Thursday, March 04, 2010

UNESCO document on measuring linguistic diversity

The UNESCO publication "Twelve years of measuring linguistic diversity in the Internet: balance and perspectives" is an update to a previous UNESCO study on this subject that was issued for the World Summit on the Information Society in 2005. It is based on research done from 1996 to 2008.

I browsed this document and I do not like it. It does include some parts that I could use but it seems to me to be a regurgitation of things that others have done. The percentage of languages used on the Internet is based on Google statistics. The problem is that Google only recognises a limited number of languages.

I would expect this report to include information on the things that prevent languages from getting a presence on the Internet; words like Unicode, CLDR even locale are not found. Information on a percentage of documents that accurately flag its language, another relevant statistic are missing.

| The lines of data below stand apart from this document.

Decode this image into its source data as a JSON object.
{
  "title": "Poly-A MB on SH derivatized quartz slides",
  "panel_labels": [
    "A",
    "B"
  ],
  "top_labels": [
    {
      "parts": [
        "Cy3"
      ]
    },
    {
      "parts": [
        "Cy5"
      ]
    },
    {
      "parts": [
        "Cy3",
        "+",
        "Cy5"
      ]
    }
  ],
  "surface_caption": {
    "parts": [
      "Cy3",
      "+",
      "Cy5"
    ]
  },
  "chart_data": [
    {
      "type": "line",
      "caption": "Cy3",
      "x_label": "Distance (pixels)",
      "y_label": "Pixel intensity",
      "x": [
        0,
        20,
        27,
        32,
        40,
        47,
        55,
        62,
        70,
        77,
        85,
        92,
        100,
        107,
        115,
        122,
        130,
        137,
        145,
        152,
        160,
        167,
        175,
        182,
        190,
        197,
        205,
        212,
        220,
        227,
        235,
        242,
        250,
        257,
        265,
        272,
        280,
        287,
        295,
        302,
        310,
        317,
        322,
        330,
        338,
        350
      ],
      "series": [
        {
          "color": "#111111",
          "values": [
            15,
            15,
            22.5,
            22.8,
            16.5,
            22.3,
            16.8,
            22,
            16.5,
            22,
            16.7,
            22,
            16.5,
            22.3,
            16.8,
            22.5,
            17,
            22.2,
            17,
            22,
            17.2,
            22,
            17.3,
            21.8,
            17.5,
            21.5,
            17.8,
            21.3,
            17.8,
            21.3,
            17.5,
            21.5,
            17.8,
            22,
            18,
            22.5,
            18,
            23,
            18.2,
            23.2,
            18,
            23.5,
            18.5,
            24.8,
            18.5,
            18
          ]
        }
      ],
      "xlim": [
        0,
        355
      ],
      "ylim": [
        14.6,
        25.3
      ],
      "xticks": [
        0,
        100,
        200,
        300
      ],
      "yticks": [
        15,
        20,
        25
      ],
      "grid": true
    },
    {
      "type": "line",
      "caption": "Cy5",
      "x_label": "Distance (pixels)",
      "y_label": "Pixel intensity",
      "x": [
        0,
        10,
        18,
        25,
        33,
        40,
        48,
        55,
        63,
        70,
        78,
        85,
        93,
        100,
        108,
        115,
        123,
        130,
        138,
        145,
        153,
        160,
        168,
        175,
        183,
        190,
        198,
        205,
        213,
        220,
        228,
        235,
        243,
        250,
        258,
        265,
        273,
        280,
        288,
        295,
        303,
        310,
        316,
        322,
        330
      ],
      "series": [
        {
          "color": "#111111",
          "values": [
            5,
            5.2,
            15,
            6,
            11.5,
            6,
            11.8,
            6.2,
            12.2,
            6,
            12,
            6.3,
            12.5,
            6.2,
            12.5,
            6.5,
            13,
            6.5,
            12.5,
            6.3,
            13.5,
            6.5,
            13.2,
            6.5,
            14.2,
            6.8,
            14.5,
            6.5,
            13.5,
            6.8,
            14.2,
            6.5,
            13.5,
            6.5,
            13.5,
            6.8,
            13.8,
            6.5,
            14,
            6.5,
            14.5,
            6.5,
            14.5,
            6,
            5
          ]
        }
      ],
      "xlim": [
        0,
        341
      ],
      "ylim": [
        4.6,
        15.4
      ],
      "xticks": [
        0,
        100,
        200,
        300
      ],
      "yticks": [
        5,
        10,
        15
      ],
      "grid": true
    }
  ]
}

I do applaud UNESCO for having an interest in linguistic diversity, I am not convinced that the methodology used for this document helps languages find their way to the Internet.
Thanks,
GerardM

3 comments:

CrisisMaven said...

thanks for pointing out this document, a course of study that I didn't yet I have in my comprehensive link lists for hundreds of thousands of statistical sources and indicators on my blog: Statistics Reference List. And what I find most fascinating is how data can be visualised nowadays with the graphical computing power of modern PCs, as in many of the dozens of examples in these Data Visualisation References. If you miss anything that I might be able to find for you or if you yourself want to share a resource, please leave a comment.

GerardM said...

The documant is available in English and French ... this is the French version http://unesdoc.unesco.org/images/0018/001870/187016f.pdf
Thanks,
GerardM

Daniel Prado said...

GerardM, please read carefully. The methodogy didn't use at all the system of recognition of Google (which is not really useful as you say). We applied our own system of detection of words by language. Google was just used ... as a search machine, it means, to search occurences of words.
Daniel Prado